Mary Worth, 12/31/09 and 1/1/10

These two strips on either side of the transition to 2010 promise that we’ll be seeing father and son teaming up to become a pair of demon hunters, purging the earth of sinister supernatural forces once and for all.

Mary Worth, 1/3/10

Dawn, meanwhile, keeps her eye on the prize, the prize being Wilbur’s money. “Dad, the last thing you should be doing now is taking responsibility for your actions, especially when it could affect me! We can afford two hideous purple shirts a month for me now. I won’t settle for less than that! I won’t!” Wilbur’s so agitated that he appears to be attempting to chew off his own lower lip.

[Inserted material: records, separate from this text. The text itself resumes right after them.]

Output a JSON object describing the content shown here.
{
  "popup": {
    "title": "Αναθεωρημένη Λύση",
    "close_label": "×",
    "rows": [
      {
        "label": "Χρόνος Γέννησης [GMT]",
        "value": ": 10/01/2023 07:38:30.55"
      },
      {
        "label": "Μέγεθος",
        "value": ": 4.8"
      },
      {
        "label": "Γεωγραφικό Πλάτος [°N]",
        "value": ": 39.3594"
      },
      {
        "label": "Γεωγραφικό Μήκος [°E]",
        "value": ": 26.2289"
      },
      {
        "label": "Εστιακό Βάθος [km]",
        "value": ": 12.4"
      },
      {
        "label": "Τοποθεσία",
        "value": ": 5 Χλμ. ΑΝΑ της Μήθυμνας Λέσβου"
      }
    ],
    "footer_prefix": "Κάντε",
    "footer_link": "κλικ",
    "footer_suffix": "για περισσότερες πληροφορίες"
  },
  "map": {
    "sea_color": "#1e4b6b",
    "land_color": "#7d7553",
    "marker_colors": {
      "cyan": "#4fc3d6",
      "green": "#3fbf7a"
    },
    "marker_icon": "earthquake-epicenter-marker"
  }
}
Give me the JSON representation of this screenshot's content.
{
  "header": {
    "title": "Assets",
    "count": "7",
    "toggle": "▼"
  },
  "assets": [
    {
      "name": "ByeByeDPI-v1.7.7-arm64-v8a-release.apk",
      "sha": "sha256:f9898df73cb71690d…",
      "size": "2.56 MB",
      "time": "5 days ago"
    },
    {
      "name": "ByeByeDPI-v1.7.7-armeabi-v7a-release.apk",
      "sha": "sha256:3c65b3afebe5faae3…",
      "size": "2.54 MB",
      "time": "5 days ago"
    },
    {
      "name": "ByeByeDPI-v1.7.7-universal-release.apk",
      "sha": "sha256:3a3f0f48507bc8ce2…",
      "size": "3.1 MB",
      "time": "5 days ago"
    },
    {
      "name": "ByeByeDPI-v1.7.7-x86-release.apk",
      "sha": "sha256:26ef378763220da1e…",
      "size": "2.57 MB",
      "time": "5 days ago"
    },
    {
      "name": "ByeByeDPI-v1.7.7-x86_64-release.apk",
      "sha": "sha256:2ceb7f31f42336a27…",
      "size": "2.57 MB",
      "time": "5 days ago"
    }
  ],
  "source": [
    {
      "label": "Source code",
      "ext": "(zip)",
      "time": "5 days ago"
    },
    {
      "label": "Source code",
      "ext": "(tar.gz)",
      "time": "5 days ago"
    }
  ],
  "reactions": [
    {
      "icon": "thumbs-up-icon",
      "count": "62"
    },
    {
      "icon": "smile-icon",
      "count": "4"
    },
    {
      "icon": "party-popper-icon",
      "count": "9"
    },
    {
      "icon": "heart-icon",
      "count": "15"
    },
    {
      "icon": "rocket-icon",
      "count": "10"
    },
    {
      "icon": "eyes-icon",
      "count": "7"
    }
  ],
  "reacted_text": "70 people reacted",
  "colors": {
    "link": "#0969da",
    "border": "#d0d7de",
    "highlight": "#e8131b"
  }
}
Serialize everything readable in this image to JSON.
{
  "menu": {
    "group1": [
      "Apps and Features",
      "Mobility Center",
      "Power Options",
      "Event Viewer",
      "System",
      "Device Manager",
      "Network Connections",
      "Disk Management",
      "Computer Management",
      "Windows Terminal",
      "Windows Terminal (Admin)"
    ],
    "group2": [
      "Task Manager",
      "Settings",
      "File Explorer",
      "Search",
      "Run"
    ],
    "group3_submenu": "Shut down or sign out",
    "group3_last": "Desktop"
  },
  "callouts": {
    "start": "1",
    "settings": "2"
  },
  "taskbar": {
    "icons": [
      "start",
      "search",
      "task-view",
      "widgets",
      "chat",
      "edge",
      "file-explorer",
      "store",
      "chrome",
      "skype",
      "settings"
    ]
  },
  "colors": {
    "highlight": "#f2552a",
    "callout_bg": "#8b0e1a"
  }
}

Yesterday I sent an email to my mother (who has become quite the Mary Worth reader, thanks to my site) asking if she thought this Kurt Evans character was really Wilbur’s son, and this is what she said:

It’s kind of hard to imagine anyone (especially that pretty blond) wanting to have sex with Wilbur!! Maybe he looked better back then. But what are these “demons” that he needs to lay to rest??!! And when does Mary pop in again?? It’s a puzzlement!

It is a puzzlement! A glorious puzzlement that we’ll all enjoy in the coming weeks, which makes me glad to be back in the blogging saddle. PLUS: When will the Curtis Kwanzaa story finally go completely bonkers, as we know it eventually will? We’ll find out as 2010 unfolds!